We get the useful information of $P$ and $Q$ modulo $4$. And from the other number fields $\mathbb{Q}(\sqrt{d})$ we get around $(d-1)/2$ possible values for $P$ and $Q$ each.
But this reduced size of information we get already for another equally important number, i.e., $P+Q$, via a different and more or less trivial approach:

$PQ = N$ and $P+Q = S$, then $$P^2 + N = PS \Leftrightarrow P^2 - PS + N \equiv 0\pmod{d}$$.
Only for around $(d-1)/2$ values for $S$, this quadratic congruence has a solution.  For example in the case $N = 1247$ it is $S \equiv \{1,2,5,6\} \pmod{7}$. But for large integers, this reduction is not sufficient enough.

# Amplification #

Suppose $N=PQ$ for odd primes $P$ and $Q$. The number of prime factors of $N$ in $\mathbb{Q}[\sqrt{-1}]$ give non-trivial information whenever the answer is, that $N$ has either $2$ or $4$ prime factors in $\mathbb{Z}[\sqrt{-1}]$. For $3$ factors, one gets the same information as from $N\pmod{4}$. It is often the case in cryptography, that already a single bit of non-trivial information about a secret can be amplified to gain more information or often to break to whole cryptosystem. 

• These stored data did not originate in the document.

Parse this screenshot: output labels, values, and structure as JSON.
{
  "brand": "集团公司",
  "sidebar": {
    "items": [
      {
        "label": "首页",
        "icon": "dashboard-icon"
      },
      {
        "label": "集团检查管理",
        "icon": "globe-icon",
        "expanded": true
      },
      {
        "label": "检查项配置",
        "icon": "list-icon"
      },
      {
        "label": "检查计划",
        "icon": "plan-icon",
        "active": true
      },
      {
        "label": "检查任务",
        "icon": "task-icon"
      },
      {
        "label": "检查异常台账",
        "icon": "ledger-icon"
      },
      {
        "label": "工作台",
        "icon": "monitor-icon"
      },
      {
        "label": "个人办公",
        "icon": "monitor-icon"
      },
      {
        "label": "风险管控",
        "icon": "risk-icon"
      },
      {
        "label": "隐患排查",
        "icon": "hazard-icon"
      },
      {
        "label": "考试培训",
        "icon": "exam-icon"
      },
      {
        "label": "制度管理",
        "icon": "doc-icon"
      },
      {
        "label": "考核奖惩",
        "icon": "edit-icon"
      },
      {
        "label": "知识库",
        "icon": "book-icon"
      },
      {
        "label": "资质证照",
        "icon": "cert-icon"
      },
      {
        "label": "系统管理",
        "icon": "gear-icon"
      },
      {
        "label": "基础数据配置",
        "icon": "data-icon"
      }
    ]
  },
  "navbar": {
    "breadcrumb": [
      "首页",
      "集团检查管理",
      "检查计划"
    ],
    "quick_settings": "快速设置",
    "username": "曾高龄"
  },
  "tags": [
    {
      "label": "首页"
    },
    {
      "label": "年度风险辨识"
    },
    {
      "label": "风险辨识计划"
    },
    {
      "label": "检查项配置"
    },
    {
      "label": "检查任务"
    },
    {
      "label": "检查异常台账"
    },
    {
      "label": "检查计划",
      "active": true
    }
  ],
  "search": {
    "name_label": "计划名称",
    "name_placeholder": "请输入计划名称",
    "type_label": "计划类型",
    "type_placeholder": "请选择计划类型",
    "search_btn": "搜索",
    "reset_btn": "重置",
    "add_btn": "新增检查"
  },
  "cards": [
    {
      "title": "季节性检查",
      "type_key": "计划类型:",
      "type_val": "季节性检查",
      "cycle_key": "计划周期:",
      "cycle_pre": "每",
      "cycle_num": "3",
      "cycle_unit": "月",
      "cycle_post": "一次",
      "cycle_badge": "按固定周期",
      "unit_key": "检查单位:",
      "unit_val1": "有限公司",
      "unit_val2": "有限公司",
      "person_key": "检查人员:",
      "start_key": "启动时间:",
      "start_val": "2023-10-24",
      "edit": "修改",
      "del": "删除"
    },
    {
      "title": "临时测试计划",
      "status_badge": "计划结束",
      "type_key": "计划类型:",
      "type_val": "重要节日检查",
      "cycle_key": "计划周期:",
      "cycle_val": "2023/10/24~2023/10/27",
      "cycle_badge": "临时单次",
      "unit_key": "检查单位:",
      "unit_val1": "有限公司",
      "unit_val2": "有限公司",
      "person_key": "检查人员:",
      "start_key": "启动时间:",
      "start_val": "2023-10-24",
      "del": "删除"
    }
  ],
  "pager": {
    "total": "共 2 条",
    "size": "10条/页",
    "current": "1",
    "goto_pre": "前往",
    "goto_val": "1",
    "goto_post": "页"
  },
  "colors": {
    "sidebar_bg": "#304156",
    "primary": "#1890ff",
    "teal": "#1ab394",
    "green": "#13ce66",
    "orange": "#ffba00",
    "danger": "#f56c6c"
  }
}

Is this case similar, i.e., is it possible to amplify this information to completely factor the integer $N$?

[1] S.I.Borewicz and I.R. Safarevic, Zahlentheorie, Birkhäuser Verlag Basel
[2] Prime numbers in quadratic fields. Published in, CWI Quarterly, Vol. 7, No. 4, p.367-394. ISSN 09225366. Author, T.J. Dekker. Date, 1994.